The Divisional Commander, at the Brigade CP, decided that the enemy’s position was now untenable, that such Germans, as remained in the Spur and La Nave areas, must be chased off and pursued.

It was therefore decided that:

a) The Argyll and Sutherland Highlanders would relieve the RIrF at Maletto as soon as possible (this was after dark, as any movement in this area drew heavy MG and mortar fire).

b) One company of the Royal Irish Fusiliers would hold the Maletto feature until relieved by the A & S Highlanders.

c) The RIrF (less one company) to disengage from the Maletto feature as soon as it was dark; form up in the vicinity of Mortar Corner, attack the enemy in the Spur area, pursue him down the road to the vicinity of road junction (817196), and then gain touch with the Americans. The possibility of this battalion taking Randazzo was also borne in mind.

d) The Inniskillings to clear up La Nave and thus protect the right flank of the RIrF.

e) The LIR to hold Sperina with one company and concentrate the remainder of the battalion immediately west of Mortar Corner, and thus be in a position to assist either the Inniskillings  or the Royal Irish Fusiliers, if required.

The main thrust was that of the RIrF with an axis of advance on the main Maletto to Randazzo road.

It had the full Divisional Artillery at its disposal.

The task given to the Royal Irish Fusiliers was a hard test, which could only have been entrusted to a few battalions.

This battalion had:

i) Carried out a difficult approach march commencing at 2200 hrs on the 11th.

ii) Attacked at 0230hrs on the 12th.

iii) Fought a hard fight for 18 hours.

It was now required to:

iv) Disengage from a position at 2100hrs.

v)  Form up in the dark one mile distant.

vi) Attack an enemy position.

vii) Pursue a retreating enemy for 5-6 miles.

It was considered that this battalion would be able, with everything going well, to attack by midnight.

The RIrF attacked at 2230hrs and reached the road junction (817196) at 0830hrs on the 13th. They would have reached it sooner but for a necessary detour to avoid American shelling.

Contact was soon made with the American 1st Division, who arrived at the road junction about 0930hrs.
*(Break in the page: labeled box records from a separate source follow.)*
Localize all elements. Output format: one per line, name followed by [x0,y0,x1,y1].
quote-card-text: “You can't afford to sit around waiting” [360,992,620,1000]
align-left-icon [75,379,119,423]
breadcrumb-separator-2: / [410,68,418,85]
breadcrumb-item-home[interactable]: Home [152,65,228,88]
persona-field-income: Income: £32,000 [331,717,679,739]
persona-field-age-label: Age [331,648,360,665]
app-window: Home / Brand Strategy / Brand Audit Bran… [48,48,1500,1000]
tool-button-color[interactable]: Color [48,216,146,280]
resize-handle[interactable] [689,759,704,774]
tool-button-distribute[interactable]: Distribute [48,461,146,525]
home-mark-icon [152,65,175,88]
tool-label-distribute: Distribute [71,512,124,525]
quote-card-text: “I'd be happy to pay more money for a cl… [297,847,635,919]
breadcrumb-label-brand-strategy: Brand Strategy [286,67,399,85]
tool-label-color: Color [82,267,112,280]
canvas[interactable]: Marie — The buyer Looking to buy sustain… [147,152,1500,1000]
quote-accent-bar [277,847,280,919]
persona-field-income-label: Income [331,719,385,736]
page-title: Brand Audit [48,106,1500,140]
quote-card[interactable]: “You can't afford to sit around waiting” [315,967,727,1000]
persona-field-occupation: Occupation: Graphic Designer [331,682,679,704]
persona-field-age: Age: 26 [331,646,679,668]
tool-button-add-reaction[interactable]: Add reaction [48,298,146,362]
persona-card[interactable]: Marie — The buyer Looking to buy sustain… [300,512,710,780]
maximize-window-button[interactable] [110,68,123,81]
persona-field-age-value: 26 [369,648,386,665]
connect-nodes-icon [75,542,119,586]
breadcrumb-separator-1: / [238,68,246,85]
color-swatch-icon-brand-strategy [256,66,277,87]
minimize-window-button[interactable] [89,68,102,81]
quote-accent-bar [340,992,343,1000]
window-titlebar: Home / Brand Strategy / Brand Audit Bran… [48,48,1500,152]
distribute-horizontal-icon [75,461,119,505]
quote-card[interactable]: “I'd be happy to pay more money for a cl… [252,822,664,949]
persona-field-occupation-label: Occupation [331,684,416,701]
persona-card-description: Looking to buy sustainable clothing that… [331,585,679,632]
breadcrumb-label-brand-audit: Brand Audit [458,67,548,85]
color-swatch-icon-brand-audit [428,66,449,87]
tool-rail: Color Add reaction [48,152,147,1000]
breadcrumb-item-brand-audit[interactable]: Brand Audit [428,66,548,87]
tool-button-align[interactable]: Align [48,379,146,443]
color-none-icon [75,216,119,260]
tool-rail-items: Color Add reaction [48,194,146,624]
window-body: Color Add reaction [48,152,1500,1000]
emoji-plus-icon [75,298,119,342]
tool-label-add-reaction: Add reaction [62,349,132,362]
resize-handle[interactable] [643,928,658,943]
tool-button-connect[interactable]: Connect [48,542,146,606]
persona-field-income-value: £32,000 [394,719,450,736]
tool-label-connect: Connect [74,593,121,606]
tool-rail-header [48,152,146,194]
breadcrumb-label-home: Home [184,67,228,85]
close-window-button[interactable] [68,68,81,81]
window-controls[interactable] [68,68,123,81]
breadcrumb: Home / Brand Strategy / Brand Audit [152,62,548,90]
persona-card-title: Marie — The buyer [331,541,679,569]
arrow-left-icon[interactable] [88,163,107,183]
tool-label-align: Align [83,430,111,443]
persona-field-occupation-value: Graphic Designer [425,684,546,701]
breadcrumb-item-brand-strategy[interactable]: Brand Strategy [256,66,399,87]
Enemy resistance was limited to a few ambushes, but the line of advance was thick with S and Teller mines, which made the going difficult; they were unpleasant companions on a dark night, and took their steady toll from a battalion determined to complete its task.

This was a great performance by the RIrF, and could only have been carried out by a fine, fit, well officered battalion led by an able and determined commanding officer.

The Inniskillings found La Nave unoccupied.

This concluded the fighting of the Irish Brigade in the Sicilian campaign. Total casualties were 25 officers, and 365 other ranks. They were not high considering the duration and scope of operations carried out. The proportion of Company Commanders, though, was very high (5 killed and 5 wounded).”